When it comes to communicating through the craziness, Position yourself.   Read 5:1.  Positioning yourself means getting ready for communication.  Sometimes it’s going to mean believing you are valuable and have something to say.  This is very important if you are in a family system in which you are not valued as a person; always put down; never taken seriously.  A first step in helpful communication is believing that you are valuable and that what you say matters.

But more so, are you thinking and praying about what you need to communicate?  Esther herself, was in a difficult place.  She had to be sure that she was intentional and concise.  She had a game plan.  She owned what she wanted to say.  She is not caught off guard.  If you want to change the way your family communicates it may come down to you and your plan for change.  This is an important place to lead.  Position yourself.

Second, Be Clear.  Ask for what you want.  Be assertive.  When I do marriage counseling, this is always the step that is most uncomfortable.  Many of us aren’t accustomed to have permission to ask for what we really want.  I usually have families write a wish list of the things they want from their spouse or family.  It’s hard to be assertive.
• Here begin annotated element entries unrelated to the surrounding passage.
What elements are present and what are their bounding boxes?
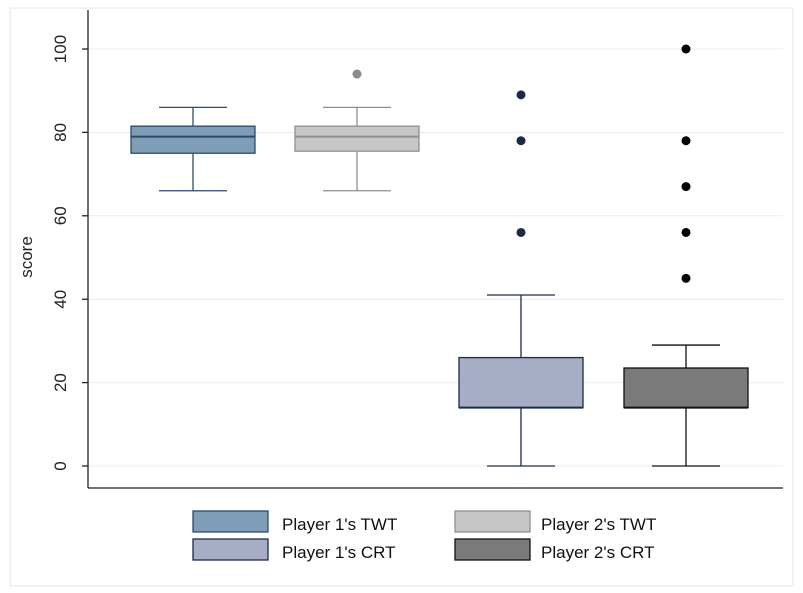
outlier-point xyxy=(352,69,362,79)
box-iqr xyxy=(623,367,749,409)
y-axis-label: score xyxy=(17,236,36,278)
y-tick-label: 40 xyxy=(51,290,70,309)
legend-swatch xyxy=(454,538,531,561)
figure-border xyxy=(9,7,794,587)
legend-swatch xyxy=(192,510,269,533)
legend: Player 1's TWT Player 2's TWT Player 1's C… xyxy=(180,504,716,572)
legend-swatch xyxy=(192,538,269,561)
legend-label: Player 1's CRT xyxy=(282,543,395,562)
legend-frame xyxy=(180,504,716,572)
plot-layer xyxy=(130,44,749,467)
legend-label: Player 2's CRT xyxy=(541,543,654,562)
axis-layer: 0 20 40 60 80 100 xyxy=(51,10,783,489)
outlier-point xyxy=(516,90,526,100)
outlier-point xyxy=(516,227,526,237)
box-iqr xyxy=(130,125,256,154)
outlier-point xyxy=(681,136,691,146)
legend-label: Player 2's TWT xyxy=(541,515,656,534)
legend-swatch xyxy=(454,510,531,533)
legend-label: Player 1's TWT xyxy=(282,515,397,534)
y-tick-label: 100 xyxy=(51,35,70,63)
outlier-point xyxy=(681,227,691,237)
outlier-point xyxy=(516,136,526,146)
y-tick-label: 20 xyxy=(51,373,70,392)
outlier-point xyxy=(681,182,691,192)
y-tick-label: 60 xyxy=(51,206,70,225)
box-iqr xyxy=(294,125,420,152)
y-tick-label: 0 xyxy=(51,461,70,470)
y-tick-label: 80 xyxy=(51,123,70,142)
outlier-point xyxy=(681,273,691,283)
box-iqr xyxy=(458,356,584,409)
outlier-point xyxy=(681,44,691,54)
Often we want to apologize for the things we really want in a relationship.  Being assertive means that I will have the ability to express feelings and ask for what I want in this relationship.

You might think it’s selfish.  But how many of you live day to day feeling like your family relationships could be better if only…And you never ask for that one thing that could make it better.  I need you to put your phone down and look me in the eyes when we’re talking; I need you to call when you are running late; I need you to speak encouraging words to me; I need you to touch me…If you don’t clearly ask for that which would be helpful to you in your relationship, you probably won’t get it.  Your family cannot read your mind!
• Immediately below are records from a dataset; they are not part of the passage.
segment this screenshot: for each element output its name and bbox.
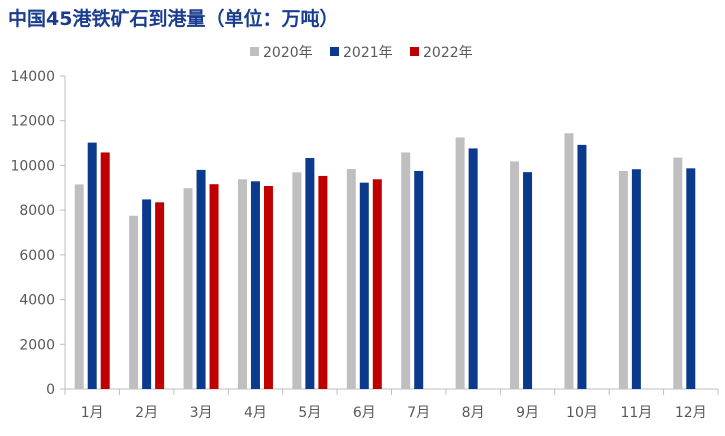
x-tick-label: 1月: [81, 405, 104, 421]
chart-title: 中国45港铁矿石到港量（单位：万吨）: [8, 8, 339, 30]
legend-label: 2020年: [263, 45, 313, 61]
bar: [618, 171, 628, 389]
bar: [510, 161, 520, 389]
x-tick-label: 11月: [620, 405, 652, 421]
x-tick-label: 10月: [566, 405, 598, 421]
bar: [631, 169, 641, 389]
bar: [237, 179, 247, 389]
bar: [673, 157, 683, 389]
x-tick-label: 4月: [244, 405, 267, 421]
bar: [523, 172, 533, 389]
legend-swatch: [250, 47, 259, 56]
bar: [263, 185, 273, 389]
bar: [305, 158, 315, 389]
bar: [564, 133, 574, 389]
x-tick-label: 9月: [516, 405, 539, 421]
legend-label: 2022年: [423, 45, 473, 61]
x-tick-label: 6月: [353, 405, 376, 421]
bar: [74, 184, 84, 389]
bar: [401, 152, 411, 389]
y-tick-label: 8000: [19, 203, 55, 219]
bar: [129, 215, 139, 389]
bar: [577, 144, 587, 389]
bar: [183, 188, 193, 389]
x-tick-label: 8月: [462, 405, 485, 421]
y-tick-label: 0: [46, 382, 55, 398]
bar: [209, 184, 219, 389]
x-tick-label: 2月: [135, 405, 158, 421]
x-tick-label: 12月: [675, 405, 707, 421]
legend-label: 2021年: [343, 45, 393, 61]
x-tick-label: 7月: [407, 405, 430, 421]
bar: [155, 202, 165, 389]
bar: [359, 182, 369, 389]
bar: [100, 152, 110, 389]
y-tick-label: 12000: [10, 114, 55, 130]
bar: [372, 179, 382, 389]
y-tick-label: 2000: [19, 337, 55, 353]
y-tick-label: 10000: [10, 158, 55, 174]
bar: [292, 172, 302, 389]
bar: [87, 142, 97, 389]
bar: [196, 169, 206, 389]
y-tick-label: 14000: [10, 69, 55, 85]
y-tick-label: 6000: [19, 248, 55, 264]
bar: [142, 199, 152, 389]
bar: [414, 171, 424, 389]
bar: [468, 148, 478, 389]
legend-swatch: [330, 47, 339, 56]
bar: [686, 168, 696, 389]
bar: [346, 169, 356, 389]
x-tick-label: 3月: [190, 405, 213, 421]
bar: [318, 175, 328, 389]
legend-swatch: [410, 47, 419, 56]
bar: [455, 137, 465, 389]
y-tick-label: 4000: [19, 293, 55, 309]
x-tick-label: 5月: [298, 405, 321, 421]
bar: [250, 181, 260, 389]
Esther has positioned herself with Xerxes and when the opportunity comes she is intentional, assertive and concise.  Not just once but multiple times throughout the story.  “If it pleases the king, let the king together with Haman, come today to a banquet I have prepared for him.”  Specific.

Now remember.  Just because you ask doesn’t always mean your family can give you what you need.  But the significance is in taking the courage to ask and in being heard.
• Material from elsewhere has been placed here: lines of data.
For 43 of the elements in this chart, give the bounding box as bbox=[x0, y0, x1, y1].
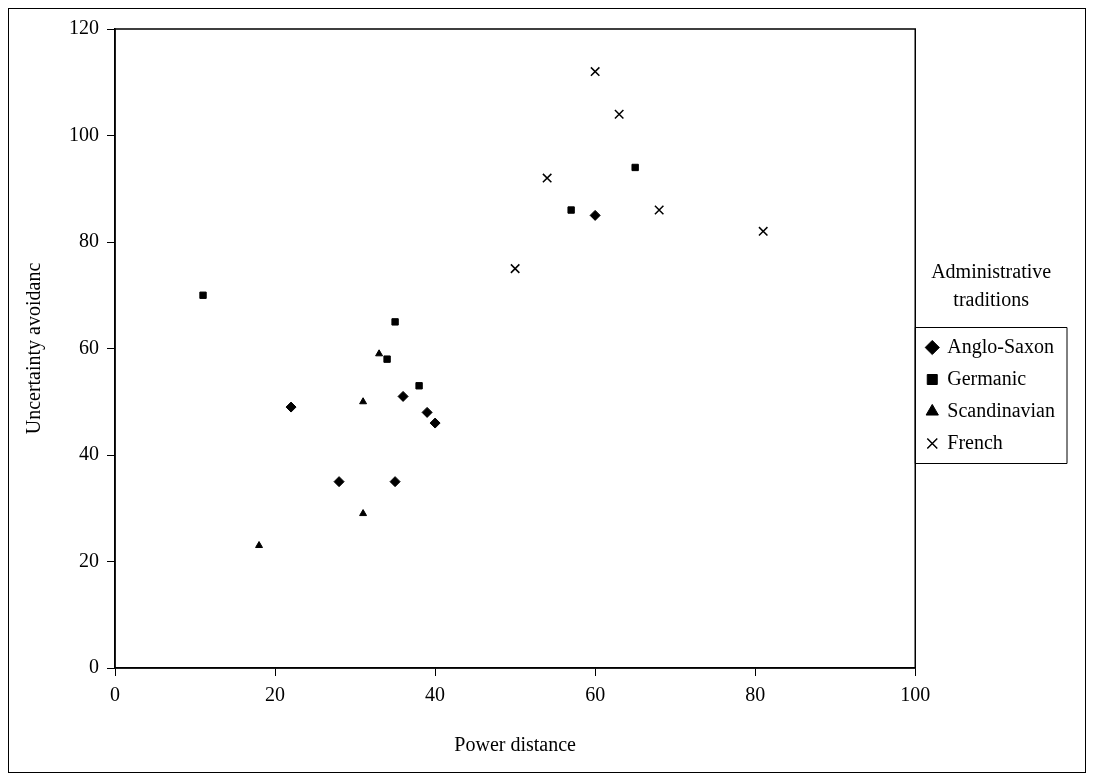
point bbox=[631, 163, 639, 172]
point bbox=[375, 349, 384, 357]
legend-label: Germanic bbox=[947, 366, 1027, 389]
point bbox=[758, 226, 769, 237]
y-tick-label: 80 bbox=[79, 229, 99, 252]
x-tick-label: 100 bbox=[900, 683, 931, 706]
point bbox=[589, 209, 601, 221]
point bbox=[421, 406, 433, 418]
x-axis-title: Power distance bbox=[454, 733, 577, 756]
point bbox=[391, 318, 399, 326]
point bbox=[654, 205, 665, 216]
point bbox=[285, 401, 297, 413]
point bbox=[510, 263, 521, 274]
legend-label: French bbox=[947, 430, 1003, 453]
point bbox=[389, 476, 401, 488]
y-tick-label: 120 bbox=[69, 16, 99, 39]
y-tick-label: 0 bbox=[89, 655, 99, 678]
x-tick-label: 20 bbox=[265, 683, 286, 706]
y-axis-title: Uncertainty avoidanc bbox=[22, 262, 46, 435]
point bbox=[567, 206, 575, 214]
point bbox=[614, 109, 625, 120]
y-tick-label: 100 bbox=[69, 122, 99, 145]
point bbox=[333, 476, 345, 488]
x-tick-label: 80 bbox=[745, 683, 766, 706]
legend-label: Scandinavian bbox=[947, 398, 1056, 421]
point bbox=[199, 291, 207, 299]
point bbox=[429, 417, 441, 429]
point bbox=[359, 397, 368, 405]
point bbox=[590, 66, 601, 77]
point bbox=[397, 390, 409, 402]
y-tick-label: 20 bbox=[79, 548, 99, 571]
point bbox=[383, 355, 391, 363]
point bbox=[542, 173, 553, 184]
point bbox=[359, 509, 368, 517]
legend-label: Anglo-Saxon bbox=[947, 334, 1054, 358]
x-tick-label: 0 bbox=[110, 683, 120, 706]
legend-title: Administrative traditions bbox=[931, 259, 1052, 310]
x-tick-label: 40 bbox=[425, 683, 446, 706]
point bbox=[415, 382, 423, 390]
point bbox=[255, 541, 264, 549]
y-tick-label: 40 bbox=[79, 442, 99, 465]
x-tick-label: 60 bbox=[585, 683, 606, 706]
y-tick-label: 60 bbox=[79, 335, 99, 358]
In fact this is the last fill in today.  Listen Attentively.  Communication is a two-way event.  You talk and you listen.  Ideally the asking and listening happens in an environment where you and your family member are sitting down, facing each other and fully engaged.

Notice Xerxes action and response:  “What is it?  What is your request?”  He is attentive.  He is interested.  He’s looking at her. He isn’t interrupting.  Studies show that a person will interrupt someone else, on average, after 17 seconds.  When we listen attentively, we are not interrupting.  We’re letting our family member say everything they need.  We pay attention not only to what they are saying but also to non-verbal communication.  And then we respond.  And when we respond we should be able to tell them exactly what we heard them say.  This takes work.  We’re usually not used to this level of communication.

The way to improve your listening skills is to practice “active listening.” This is where you make a conscious effort to hear not only the words that another person is saying but, more importantly, try to understand the complete message being sent.  In order to do this you must pay attention to the other person very carefully.  You cannot allow yourself to become distracted by whatever else may be going on around you, or by forming counter arguments that you’ll make when the other person stops speaking. Nor can you allow yourself to get bored, and lose focus on what the other person is saying. All of these contribute to a lack of listening and understanding.

Communication within the family is extremely important because it enables members to express their needs, wants, and concerns to each other. Open and honest communication creates an atmosphere that allows family members to express their differences as well as love and admiration for one another. It is through communication that family members are able to resolve the unavoidable problems that arise in all families.